By act of Congress of July 21, 1852, the amount of compensation to the contractors was increased from $19,250 to $33,000 a trip and the number of trips from twenty to twenty-six each year, making the whole compensation $858,000 per annum. During the period of time from the commencement of the service of these contractors, on the 27th of April, 1850, to the end of the last fiscal year, June 30, 1854, the sum paid to them by the United States amounted to $2,620,906, without reckoning public money advanced on loan to aid them in the construction of the ships; while the whole amount of postages derived to the Department has been only $734,056, showing an excess of expenditure above receipts of $1,886,440 to the charge of the Government. In the meantime, in addition to the payments from the Treasury, the parties have been in the enjoyment of large receipts from the transportation of passengers and merchandise, the profits of which are in addition to the amount allowed by the United States.

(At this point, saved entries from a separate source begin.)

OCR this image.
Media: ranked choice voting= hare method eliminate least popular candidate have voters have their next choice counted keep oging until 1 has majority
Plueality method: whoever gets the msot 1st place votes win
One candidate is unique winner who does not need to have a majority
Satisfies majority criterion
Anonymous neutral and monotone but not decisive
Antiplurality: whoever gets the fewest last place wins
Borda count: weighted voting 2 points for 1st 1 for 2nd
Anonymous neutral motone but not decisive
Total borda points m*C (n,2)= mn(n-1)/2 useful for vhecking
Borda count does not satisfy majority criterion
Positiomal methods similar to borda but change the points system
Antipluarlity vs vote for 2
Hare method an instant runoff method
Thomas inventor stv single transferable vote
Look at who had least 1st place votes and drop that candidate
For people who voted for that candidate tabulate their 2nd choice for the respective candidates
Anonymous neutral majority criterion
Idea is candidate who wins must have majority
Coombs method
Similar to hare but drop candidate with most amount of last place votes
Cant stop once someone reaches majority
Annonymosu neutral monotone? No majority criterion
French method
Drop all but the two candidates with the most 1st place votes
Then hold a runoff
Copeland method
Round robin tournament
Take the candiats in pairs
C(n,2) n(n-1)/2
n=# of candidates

It does not appear that the liberal conditions heretofore enjoyed by the parties were less than a proper compensation for the service to be performed, including whatever there may have been of hazard in a new undertaking, nor that any hardship can be justly alleged calling for relief on the part of the Government.
On the other hand, the construction of five ships of great speed, and sufficiently strong for war purposes, and the services of passed midshipmen on board of them, so as thus to augment the contingent force and the actual efficiency of the Navy, were among the inducements of the Government to enter into the contract.

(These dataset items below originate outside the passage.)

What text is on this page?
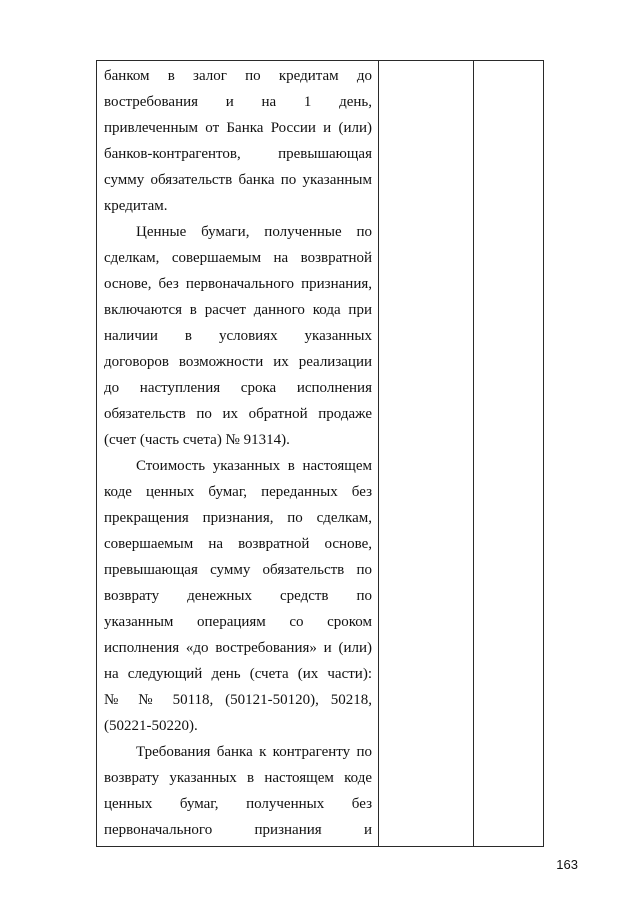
банком в залог по кредитам до
востребования и на 1 день,
привлеченным от Банка России и (или)
банков-контрагентов, превышающая
сумму обязательств банка по указанным
кредитам.
Ценные бумаги, полученные по
сделкам, совершаемым на возвратной
основе, без первоначального признания,
включаются в расчет данного кода при
наличии в условиях указанных
договоров возможности их реализации
до наступления срока исполнения
обязательств по их обратной продаже
(счет (часть счета) № 91314).
Стоимость указанных в настоящем
коде ценных бумаг, переданных без
прекращения признания, по сделкам,
совершаемым на возвратной основе,
превышающая сумму обязательств по
возврату денежных средств по
указанным операциям со сроком
исполнения «до востребования» и (или)
на следующий день (счета (их части):
№ № 50118, (50121-50120), 50218,
(50221-50220).
Требования банка к контрагенту по
возврату указанных в настоящем коде
ценных бумаг, полученных без
первоначального признания и
163
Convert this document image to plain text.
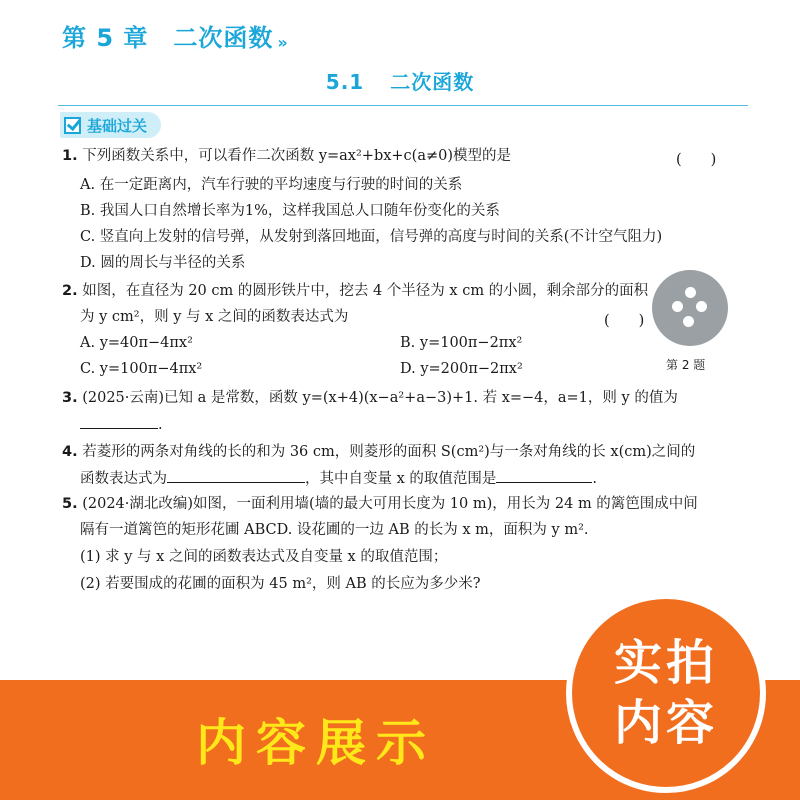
第 5 章　二次函数 »
5.1 二次函数
基础过关
1. 下列函数关系中，可以看作二次函数 y=ax²+bx+c(a≠0)模型的是	(　　)
A. 在一定距离内，汽车行驶的平均速度与行驶的时间的关系
B. 我国人口自然增长率为1%，这样我国总人口随年份变化的关系
C. 竖直向上发射的信号弹，从发射到落回地面，信号弹的高度与时间的关系(不计空气阻力)
D. 圆的周长与半径的关系
2. 如图，在直径为 20 cm 的圆形铁片中，挖去 4 个半径为 x cm 的小圆，剩余部分的面积
为 y cm²，则 y 与 x 之间的函数表达式为	(　　)
A. y=40π−4πx²	B. y=100π−2πx²
C. y=100π−4πx²	D. y=200π−2πx²	第 2 题
3. (2025·云南)已知 a 是常数，函数 y=(x+4)(x−a²+a−3)+1. 若 x=−4，a=1，则 y 的值为
.
4. 若菱形的两条对角线的长的和为 36 cm，则菱形的面积 S(cm²)与一条对角线的长 x(cm)之间的
函数表达式为	，其中自变量 x 的取值范围是	.
5. (2024·湖北改编)如图，一面利用墙(墙的最大可用长度为 10 m)，用长为 24 m 的篱笆围成中间
隔有一道篱笆的矩形花圃 ABCD. 设花圃的一边 AB 的长为 x m，面积为 y m².
(1) 求 y 与 x 之间的函数表达式及自变量 x 的取值范围；
(2) 若要围成的花圃的面积为 45 m²，则 AB 的长应为多少米?
内容展示
实拍
内容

The act of July 21, 1852, provides “that it shall be in the power of Congress at any time after the 31st day of December, 1854, to terminate the arrangement for the additional allowance herein provided for upon giving six months’ notice;” and it will be seen that, with the exception of the six additional trips required by the act of July 21, 1852, there has been no departure from the original engagement but to relieve the contractors from obligation, and yet by the act last named the compensation was increased from $385,000 to $858,000, with no other protection to the public interests provided than the right which Congress reserved to itself to terminate the contract, so far as this increased compensation was concerned, after six months’ notice. This last provision, certainly a primary consideration for the more generous action of the Government, the present bill proposes to repeal, so as to leave Congress no power to terminate the new arrangement.
To this repeal the objections are, in my mind, insuperable, because in terms it deprives the United States of all future discretion as to the increased service and compensation, whatever changes may occur in the art of navigation, its expenses, or the policy and political condition of the country. The gravity of this objection is enhanced by other considerations. While the contractors are to be paid a compensation nearly double the rate of the original contract, they are exempted from several of its conditions, which has the effect of adding still more to that rate; while the further advantage is conceded to them of placing their new privileges beyond the control even of Congress.